A senior official from the Association of Bureau De Change Operators of Nigeria (ABCON) has attributed the recent depreciation of the Naira to insufficient dollar allocations from the Central Bank of Nigeria (CBN), rather than the actions of Bureau de Change (BDC) operators. On Tuesday, the Naira fell to a new low of N1520.4, with market volatility underscored by a 41% drop in daily turnover, indicating tighter liquidity.
Speaking anonymously, the ABCON official emphasized that the primary issue is the limited supply of dollars from the CBN. He refuted claims that BDC operators are responsible for the recent fluctuations in exchange rates, explaining that only about 30% of licensed operators have recently received dollar allocations from the CBN. This shortfall forces BDCs to source dollars from the parallel market at higher rates, which significantly impacts the rates they offer to customers.
“Most of our members who bid for dollars about four weeks ago are only just receiving their allocations,” the official stated. Over the past three months, BDCs have received only around $40 million from the CBN, far from sufficient to satisfy customer demand.

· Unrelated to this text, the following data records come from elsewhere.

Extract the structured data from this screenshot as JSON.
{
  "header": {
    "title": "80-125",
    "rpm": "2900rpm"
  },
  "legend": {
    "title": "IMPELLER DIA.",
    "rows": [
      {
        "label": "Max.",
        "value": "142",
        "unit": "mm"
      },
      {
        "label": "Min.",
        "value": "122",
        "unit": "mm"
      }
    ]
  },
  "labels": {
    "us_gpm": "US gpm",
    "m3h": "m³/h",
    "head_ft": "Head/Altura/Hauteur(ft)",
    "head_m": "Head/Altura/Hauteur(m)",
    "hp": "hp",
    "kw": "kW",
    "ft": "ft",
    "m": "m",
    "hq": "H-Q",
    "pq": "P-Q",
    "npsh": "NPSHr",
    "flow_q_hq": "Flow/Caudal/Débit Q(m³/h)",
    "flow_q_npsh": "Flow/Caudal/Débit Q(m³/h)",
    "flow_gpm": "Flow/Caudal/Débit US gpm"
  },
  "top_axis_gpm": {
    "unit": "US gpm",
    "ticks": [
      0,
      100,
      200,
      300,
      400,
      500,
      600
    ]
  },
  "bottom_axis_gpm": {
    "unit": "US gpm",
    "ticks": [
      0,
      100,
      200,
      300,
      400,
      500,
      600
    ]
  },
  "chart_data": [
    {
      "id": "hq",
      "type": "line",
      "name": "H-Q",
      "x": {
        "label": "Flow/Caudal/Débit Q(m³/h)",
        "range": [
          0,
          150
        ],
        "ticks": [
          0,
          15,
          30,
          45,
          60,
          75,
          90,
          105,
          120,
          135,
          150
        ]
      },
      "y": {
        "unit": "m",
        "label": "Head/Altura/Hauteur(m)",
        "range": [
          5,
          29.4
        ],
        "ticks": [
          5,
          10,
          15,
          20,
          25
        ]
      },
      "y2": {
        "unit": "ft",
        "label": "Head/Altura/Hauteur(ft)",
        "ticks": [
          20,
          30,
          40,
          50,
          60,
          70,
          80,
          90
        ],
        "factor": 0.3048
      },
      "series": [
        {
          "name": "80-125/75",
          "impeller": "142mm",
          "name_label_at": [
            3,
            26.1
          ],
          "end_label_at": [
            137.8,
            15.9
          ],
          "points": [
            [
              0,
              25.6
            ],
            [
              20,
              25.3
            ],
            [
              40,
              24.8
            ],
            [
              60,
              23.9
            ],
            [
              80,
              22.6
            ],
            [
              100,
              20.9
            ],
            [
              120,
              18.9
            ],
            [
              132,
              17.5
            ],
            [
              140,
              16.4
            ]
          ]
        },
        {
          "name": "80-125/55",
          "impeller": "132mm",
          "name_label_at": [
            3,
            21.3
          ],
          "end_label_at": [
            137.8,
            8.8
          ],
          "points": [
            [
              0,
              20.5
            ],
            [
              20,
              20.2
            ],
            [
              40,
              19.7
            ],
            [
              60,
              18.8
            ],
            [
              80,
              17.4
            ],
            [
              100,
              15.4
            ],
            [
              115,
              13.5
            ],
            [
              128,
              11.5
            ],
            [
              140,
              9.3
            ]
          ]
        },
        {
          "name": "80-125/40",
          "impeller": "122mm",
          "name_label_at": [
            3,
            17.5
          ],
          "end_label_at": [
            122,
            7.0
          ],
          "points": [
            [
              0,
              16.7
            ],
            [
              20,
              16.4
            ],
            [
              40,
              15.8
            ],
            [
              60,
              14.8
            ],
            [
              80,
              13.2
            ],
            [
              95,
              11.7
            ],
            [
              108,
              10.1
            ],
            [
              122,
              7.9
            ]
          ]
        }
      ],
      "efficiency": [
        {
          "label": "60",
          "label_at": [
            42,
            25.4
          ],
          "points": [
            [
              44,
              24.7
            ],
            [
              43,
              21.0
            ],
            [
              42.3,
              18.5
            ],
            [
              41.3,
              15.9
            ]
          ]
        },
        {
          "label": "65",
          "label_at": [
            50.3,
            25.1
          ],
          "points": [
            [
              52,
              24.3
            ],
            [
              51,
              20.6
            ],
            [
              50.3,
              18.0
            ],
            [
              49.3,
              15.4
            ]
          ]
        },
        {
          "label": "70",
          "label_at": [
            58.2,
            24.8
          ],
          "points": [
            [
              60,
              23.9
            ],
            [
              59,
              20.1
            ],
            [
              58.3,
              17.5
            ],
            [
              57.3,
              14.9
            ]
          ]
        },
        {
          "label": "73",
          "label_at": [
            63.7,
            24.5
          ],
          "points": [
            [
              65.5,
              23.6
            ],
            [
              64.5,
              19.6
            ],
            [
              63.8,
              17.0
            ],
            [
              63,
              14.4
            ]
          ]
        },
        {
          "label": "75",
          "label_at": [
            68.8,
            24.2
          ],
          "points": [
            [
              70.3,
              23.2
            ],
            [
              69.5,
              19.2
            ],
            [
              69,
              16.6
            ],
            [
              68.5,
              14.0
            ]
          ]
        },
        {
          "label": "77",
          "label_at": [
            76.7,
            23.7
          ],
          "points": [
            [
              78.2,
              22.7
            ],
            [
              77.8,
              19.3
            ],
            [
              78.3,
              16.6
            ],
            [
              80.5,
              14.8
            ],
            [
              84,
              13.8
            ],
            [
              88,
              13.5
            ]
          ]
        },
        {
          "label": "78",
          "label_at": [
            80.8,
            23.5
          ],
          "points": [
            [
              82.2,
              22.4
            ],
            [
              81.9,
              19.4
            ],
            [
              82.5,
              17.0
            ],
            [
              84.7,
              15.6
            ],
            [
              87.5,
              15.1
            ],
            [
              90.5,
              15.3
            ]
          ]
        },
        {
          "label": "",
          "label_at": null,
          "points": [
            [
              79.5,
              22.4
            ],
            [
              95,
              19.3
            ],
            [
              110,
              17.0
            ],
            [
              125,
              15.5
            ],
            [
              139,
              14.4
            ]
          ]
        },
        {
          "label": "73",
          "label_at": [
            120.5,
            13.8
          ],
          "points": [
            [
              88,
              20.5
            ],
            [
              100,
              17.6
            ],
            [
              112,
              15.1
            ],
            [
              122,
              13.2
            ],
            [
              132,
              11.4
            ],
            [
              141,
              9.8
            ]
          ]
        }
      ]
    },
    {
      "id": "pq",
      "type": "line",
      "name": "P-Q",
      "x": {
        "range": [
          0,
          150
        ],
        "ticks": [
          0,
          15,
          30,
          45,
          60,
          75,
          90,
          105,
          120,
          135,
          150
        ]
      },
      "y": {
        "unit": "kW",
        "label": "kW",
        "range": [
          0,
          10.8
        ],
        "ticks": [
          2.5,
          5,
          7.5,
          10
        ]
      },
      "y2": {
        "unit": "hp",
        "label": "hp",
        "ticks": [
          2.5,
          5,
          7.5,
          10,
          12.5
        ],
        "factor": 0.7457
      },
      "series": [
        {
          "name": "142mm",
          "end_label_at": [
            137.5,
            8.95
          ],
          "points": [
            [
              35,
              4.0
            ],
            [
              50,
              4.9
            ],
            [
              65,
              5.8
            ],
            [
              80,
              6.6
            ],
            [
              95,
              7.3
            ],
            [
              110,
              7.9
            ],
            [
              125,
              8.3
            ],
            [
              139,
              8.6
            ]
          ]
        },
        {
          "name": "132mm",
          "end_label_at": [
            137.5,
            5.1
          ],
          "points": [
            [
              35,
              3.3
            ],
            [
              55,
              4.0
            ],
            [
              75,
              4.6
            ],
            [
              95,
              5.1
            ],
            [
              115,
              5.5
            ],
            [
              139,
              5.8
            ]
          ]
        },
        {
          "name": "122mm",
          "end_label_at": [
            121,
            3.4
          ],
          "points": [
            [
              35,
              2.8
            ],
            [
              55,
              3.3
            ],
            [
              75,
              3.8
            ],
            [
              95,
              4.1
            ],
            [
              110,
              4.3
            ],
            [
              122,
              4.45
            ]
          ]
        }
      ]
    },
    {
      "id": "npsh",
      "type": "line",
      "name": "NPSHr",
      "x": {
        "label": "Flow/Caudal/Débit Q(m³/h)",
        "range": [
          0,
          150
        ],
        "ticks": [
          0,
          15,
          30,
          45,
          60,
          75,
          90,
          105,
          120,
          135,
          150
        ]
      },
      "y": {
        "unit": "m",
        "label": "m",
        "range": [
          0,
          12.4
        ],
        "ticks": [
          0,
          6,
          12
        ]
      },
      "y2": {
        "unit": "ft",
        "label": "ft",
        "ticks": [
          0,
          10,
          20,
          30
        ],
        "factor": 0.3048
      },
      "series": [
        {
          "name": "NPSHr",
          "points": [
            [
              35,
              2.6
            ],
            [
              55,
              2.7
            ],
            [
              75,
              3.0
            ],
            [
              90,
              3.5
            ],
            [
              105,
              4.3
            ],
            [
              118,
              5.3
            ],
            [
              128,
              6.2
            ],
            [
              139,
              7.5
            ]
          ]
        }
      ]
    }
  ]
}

The official criticized the notion that BDC operators exploit the system by buying dollars at lower rates to sell at inflated prices. He revealed that less than a third of BDCs receive their dollar allocations sporadically and insufficiently, with allocations described as “snail-speed.”
“The volume and frequency of dollar supplies from the CBN are discouragingly low. We often have to source dollars independently,” he added, highlighting the challenges BDCs face due to inadequate support from the CBN.
He also criticized the government’s handling of the forex situation, pointing to broader economic issues and the underutilization of the Autonomous Foreign Exchange Market (AFEM) window. “We often ignore fundamental economic issues in this country and chase after less relevant matters. Such strategies inevitably lead to errors,” he said.
The official emphasized that the depreciation of the Naira is driven by supply constraints and broader economic indicators, including inflation, rather than the activities of BDC operators. “Last year’s N10,000 is barely worth N3,000 to N4,000 today. Due to this uncertainty, many Nigerians are holding onto their dollars as a hedge against inflation.”
This comprehensive account from the ABCON official sheds light on the complex dynamics influencing the Naira’s depreciation, pointing to systemic liquidity challenges and policy timing issues rather than malpractices by currency exchange operators.
The Naira’s steep downturn reflects broader issues within the Nigerian economy, particularly in terms of forex liquidity. Over the past week, the Naira has lost about 11% of its value on the official market, highlighting the substantial hurdles Nigeria faces in stabilizing its currency. Market dynamics on Tuesday revealed the erratic nature of the forex market, with the Naira hitting an intra-day high of N1,568/$1 before dipping to a low of N1,350/$1, suggesting a volatile session influenced by supply fluctuations.
Further complicating the forex scenario is the sharp 41% drop in daily turnover, with market activity plummeting to $128.76 million from $217.64 million recorded the previous day. This dramatic fall underscores the unpredictable nature of dollar supply, which had surged by 91% just the day before.
Despite these turbulent conditions, Nigeria’s foreign exchange reserves have shown some resilience, increasing by $262 million since April 19, 2024. This improvement began around the time the Governor of the Central Bank of Nigeria, Yemi Cardoso, stated that the apex bank would not actively defend the Naira despite a prolonged dip in the country’s reserves. This strategic reserve accumulation could provide some support for the Naira if managed effectively.